All of the agencies mentioned above receive requests for emergency rent and utility assistance. A thank-you received by Naperville CARES illustrates such an emergency: "Thank you from the bottom of our hearts for helping our family with the security deposit so that we could rent an apartment after losing our house."
Child care and car repairs are also at times urgently needed so that a family can just keep going. Agencies network. If one cannot help, it directs those in need to qualified sources that can.
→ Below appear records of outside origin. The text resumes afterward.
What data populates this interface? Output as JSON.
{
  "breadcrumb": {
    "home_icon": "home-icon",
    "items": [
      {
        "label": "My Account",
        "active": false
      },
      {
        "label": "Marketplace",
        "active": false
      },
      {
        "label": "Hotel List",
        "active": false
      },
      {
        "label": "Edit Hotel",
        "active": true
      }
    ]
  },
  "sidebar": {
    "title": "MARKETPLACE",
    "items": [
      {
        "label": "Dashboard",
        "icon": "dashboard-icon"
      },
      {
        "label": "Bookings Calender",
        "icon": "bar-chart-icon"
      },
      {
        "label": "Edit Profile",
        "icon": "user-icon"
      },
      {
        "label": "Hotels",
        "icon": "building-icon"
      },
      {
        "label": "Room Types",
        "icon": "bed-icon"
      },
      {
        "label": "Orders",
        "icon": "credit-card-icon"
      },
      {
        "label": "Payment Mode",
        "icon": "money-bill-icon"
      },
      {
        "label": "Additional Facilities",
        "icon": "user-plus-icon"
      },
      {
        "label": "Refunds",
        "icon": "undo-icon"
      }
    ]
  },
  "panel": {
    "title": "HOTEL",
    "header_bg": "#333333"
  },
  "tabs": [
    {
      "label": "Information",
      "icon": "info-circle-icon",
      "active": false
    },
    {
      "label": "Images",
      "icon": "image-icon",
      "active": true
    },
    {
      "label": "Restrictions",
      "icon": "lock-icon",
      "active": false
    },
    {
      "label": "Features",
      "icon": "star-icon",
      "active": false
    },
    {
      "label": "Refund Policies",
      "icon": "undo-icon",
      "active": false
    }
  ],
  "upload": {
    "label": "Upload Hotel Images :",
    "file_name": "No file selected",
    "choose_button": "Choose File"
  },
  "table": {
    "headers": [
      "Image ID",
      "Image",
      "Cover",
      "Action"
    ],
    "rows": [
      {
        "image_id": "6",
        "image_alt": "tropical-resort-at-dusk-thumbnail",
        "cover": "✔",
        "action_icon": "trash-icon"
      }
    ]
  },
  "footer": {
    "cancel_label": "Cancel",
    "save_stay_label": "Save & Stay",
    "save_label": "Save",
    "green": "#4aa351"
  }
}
By supporting diverse emergency agencies, these health and human services grants from The DuPage Community Foundation -- awarded each spring as part of the community needs grant cycle -- provide a strong backup for families in need across the County.
About The DuPage Community Foundation:
The DuPage Community Foundation seeks to raise the quality of life throughout DuPage County by fostering philanthropy, connecting donors to area needs and building community partnerships. Based on the American virtues of volunteerism and philanthropy, the Foundation fosters a legacy of support for the people of DuPage County by making grants to not-for-profit organizations working in the areas of arts and culture, education, environment, health, and human services. Since its inception, the Foundation has built its endowment to nearly $59 million and awarded more than $19 million in grants to nonprofit agencies serving the residents of DuPage County and beyond.
Established in 1986, The DuPage Community Foundation is a publicly-supported 501(c)(3) organization to which contributions are tax deductible. It was created to benefit the people of DuPage County and receives contributions and bequests into a permanent endowment from individuals, corporations, organizations and foundations wishing to make lasting contributions to the people of DuPage. The earnings on these funds are then used, in accordance with donor wishes, for the Foundation's grantmaking and community leadership activities.